A seventh body was found Tuesday at the site of a massive explosion and fire at a Silver Spring, Maryland, apartment complex last week.
The news of the seventh body was released Tuesday evening.
Six other bodies have been recovered. The victims have yet to be positively identified, but authorities believe the victims are Saeda Ibrahim, 41; Augusto Jimenez Sr., age 62; Maria Auxiliadorai Castellon-Martinez, age 53; Aseged Mekonen, age 34; Deibi “David” Samir Lainez Morales, age 8; Fernando Josue Hernandez Orellana, age 3; and Saul Paniagua, age 65.
Meanwhile, almost a week after the blast, residents who have been allowed to return say they are living in fear.
"They were sleeping in the car for a while," said one resident in Spanish. "Now they've returned to the apartments, but they're afraid to turn the gas stove on. They're afraid to cook."
A massive explosion tore through a building at the Flower Branch Apartments in the 8700 block of Arliss Street at about 11:50 p.m. August 10.
Another 31 people were injured, and scores of families were displaced or traumatized. Some of the families are asking for psychological help.
"One hundred percent of the families don't sleep, because everybody is scared," said a resident of a nearby building.
The cause of the blast has not been determined, but some residents have said they smelled gas before the explosion.
At a meeting with officials Tuesday in the community center, residents received reassurances that Washington Gas has checked out the surrounding buildings.
"The residents of the adjacent buildings should not experience a problem with their gas. If they do, they should certainly contact us," said Earl Stoddard of Montgomery County Emergency Services.
But the fear remains.
"We can't do regular things," said Christy Canjura, a young resident. "We simply can't go through our day without ever thinking of that traumatic experience that we all had that night."
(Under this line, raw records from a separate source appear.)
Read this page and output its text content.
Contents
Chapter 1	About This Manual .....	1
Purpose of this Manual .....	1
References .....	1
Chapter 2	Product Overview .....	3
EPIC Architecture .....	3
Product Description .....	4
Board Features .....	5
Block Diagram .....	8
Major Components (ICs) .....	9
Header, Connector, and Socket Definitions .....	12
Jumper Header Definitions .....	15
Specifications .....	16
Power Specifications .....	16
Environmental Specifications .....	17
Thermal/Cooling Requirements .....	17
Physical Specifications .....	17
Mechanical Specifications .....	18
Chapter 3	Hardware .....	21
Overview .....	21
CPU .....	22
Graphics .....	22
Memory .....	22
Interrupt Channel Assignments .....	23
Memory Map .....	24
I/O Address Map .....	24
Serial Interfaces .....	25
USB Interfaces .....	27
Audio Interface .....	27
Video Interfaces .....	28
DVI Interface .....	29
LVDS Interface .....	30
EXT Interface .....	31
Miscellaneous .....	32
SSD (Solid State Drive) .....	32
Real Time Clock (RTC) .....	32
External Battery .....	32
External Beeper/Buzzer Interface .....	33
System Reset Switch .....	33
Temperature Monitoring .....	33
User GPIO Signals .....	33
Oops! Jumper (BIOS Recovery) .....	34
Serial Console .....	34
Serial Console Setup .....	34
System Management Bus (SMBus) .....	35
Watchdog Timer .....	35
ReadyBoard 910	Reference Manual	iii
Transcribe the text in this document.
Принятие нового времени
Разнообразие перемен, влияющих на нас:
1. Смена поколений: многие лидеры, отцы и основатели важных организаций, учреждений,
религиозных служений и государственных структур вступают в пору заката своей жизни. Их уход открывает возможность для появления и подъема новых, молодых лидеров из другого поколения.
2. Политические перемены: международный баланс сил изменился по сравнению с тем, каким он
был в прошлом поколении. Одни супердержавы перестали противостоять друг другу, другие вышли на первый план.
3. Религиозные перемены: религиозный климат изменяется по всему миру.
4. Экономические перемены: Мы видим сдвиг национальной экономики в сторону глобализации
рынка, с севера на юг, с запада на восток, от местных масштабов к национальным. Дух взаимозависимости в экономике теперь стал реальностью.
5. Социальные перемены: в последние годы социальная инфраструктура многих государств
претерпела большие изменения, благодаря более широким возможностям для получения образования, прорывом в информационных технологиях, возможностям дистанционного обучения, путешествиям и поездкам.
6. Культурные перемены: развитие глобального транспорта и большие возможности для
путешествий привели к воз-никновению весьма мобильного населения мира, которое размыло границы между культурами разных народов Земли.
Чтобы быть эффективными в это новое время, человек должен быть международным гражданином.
U.S. Sen. Ben Cardin told the community that he and other officials understand the trauma, and are working on getting the help that's needed.
"You look at this and this is about as bad as you can find of a tragedy. I just cannot imagine what went through the thoughts of people who were trapped in these buildings," Cardin said, after touring the scene.
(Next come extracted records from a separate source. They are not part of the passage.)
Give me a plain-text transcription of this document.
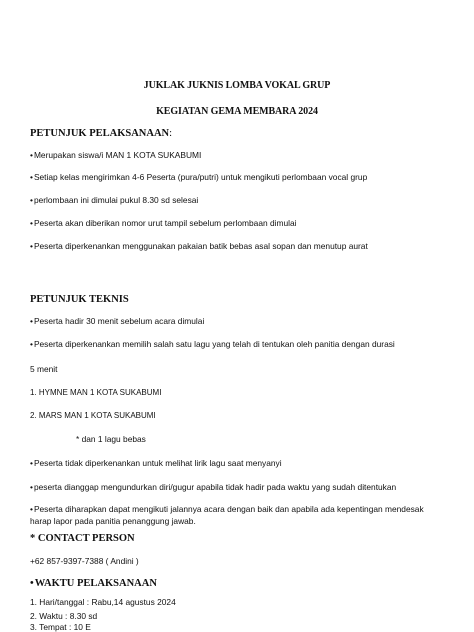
JUKLAK JUKNIS LOMBA VOKAL GRUP
KEGIATAN GEMA MEMBARA 2024
PETUNJUK PELAKSANAAN:
•Merupakan siswa/i MAN 1 KOTA SUKABUMI
•Setiap kelas mengirimkan 4-6 Peserta (pura/putri) untuk mengikuti perlombaan vocal grup
•perlombaan ini dimulai pukul 8.30 sd selesai
•Peserta akan diberikan nomor urut tampil sebelum perlombaan dimulai
•Peserta diperkenankan menggunakan pakaian batik bebas asal sopan dan menutup aurat
PETUNJUK TEKNIS
•Peserta hadir 30 menit sebelum acara dimulai
•Peserta diperkenankan memilih salah satu lagu yang telah di tentukan oleh panitia dengan durasi
5 menit
1. HYMNE MAN 1 KOTA SUKABUMI
2. MARS MAN 1 KOTA SUKABUMI
* dan 1 lagu bebas
•Peserta tidak diperkenankan untuk melihat lirik lagu saat menyanyi
•peserta dianggap mengundurkan diri/gugur apabila tidak hadir pada waktu yang sudah ditentukan
•Peserta diharapkan dapat mengikuti jalannya acara dengan baik dan apabila ada kepentingan mendesak harap lapor pada panitia penanggung jawab.
* CONTACT PERSON
+62 857-9397-7388 ( Andini )
•WAKTU PELAKSANAAN
1. Hari/tanggal : Rabu,14 agustus 2024
2. Waktu : 8.30 sd
3. Tempat : 10 E
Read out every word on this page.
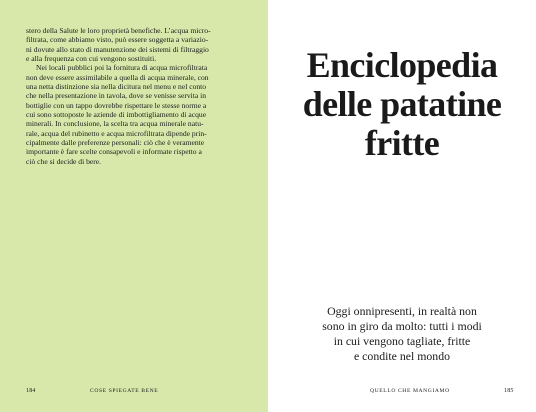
stero della Salute le loro proprietà benefiche. L’acqua micro-
filtrata, come abbiamo visto, può essere soggetta a variazio-
ni dovute allo stato di manutenzione dei sistemi di filtraggio
e alla frequenza con cui vengono sostituiti.

Nei locali pubblici poi la fornitura di acqua microfiltrata
non deve essere assimilabile a quella di acqua minerale, con
una netta distinzione sia nella dicitura nel menu e nel conto
che nella presentazione in tavola, dove se venisse servita in
bottiglie con un tappo dovrebbe rispettare le stesse norme a
cui sono sottoposte le aziende di imbottigliamento di acque
minerali. In conclusione, la scelta tra acqua minerale natu-
rale, acqua del rubinetto e acqua microfiltrata dipende prin-
cipalmente dalle preferenze personali: ciò che è veramente
importante è fare scelte consapevoli e informate rispetto a
ciò che si decide di bere.

184	COSE SPIEGATE BENE
Enciclopedia
delle patatine
fritte
Oggi onnipresenti, in realtà non
sono in giro da molto: tutti i modi
in cui vengono tagliate, fritte
e condite nel mondo
QUELLO CHE MANGIAMO	185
"There are certainly mental issues that are gonna have to be need to be dealt with. There is going to be fear," Cardin said. "One of the services we are looking at providing is how we can meet those needs."
And the families will get other help, too. Two of the elementary schools that serve the area are already having discussions about how they will support young students headed back to school.
Montgomery County Executive Ike Leggett said the community was immediately concerned about housing. "The challenge that we heard today is most immediately that of trying to find provisional housing and permanent housing for people," he said. "And we'll be able to do so."
Cardin emphasized that people should feel comfortable asking for help no matter what their immigration status. The apartments are in an area where many immigrants live, some documented, some not.
"There's a concern in immigrant communities about whether they can trust governmental services. I wanted them to know that ... this is all about providing help," Cardin said.
Meanwhile, fire investigtors say they are getting closer to announcing the cause of the blast. They said they hoped to have something finalized by the end of this week.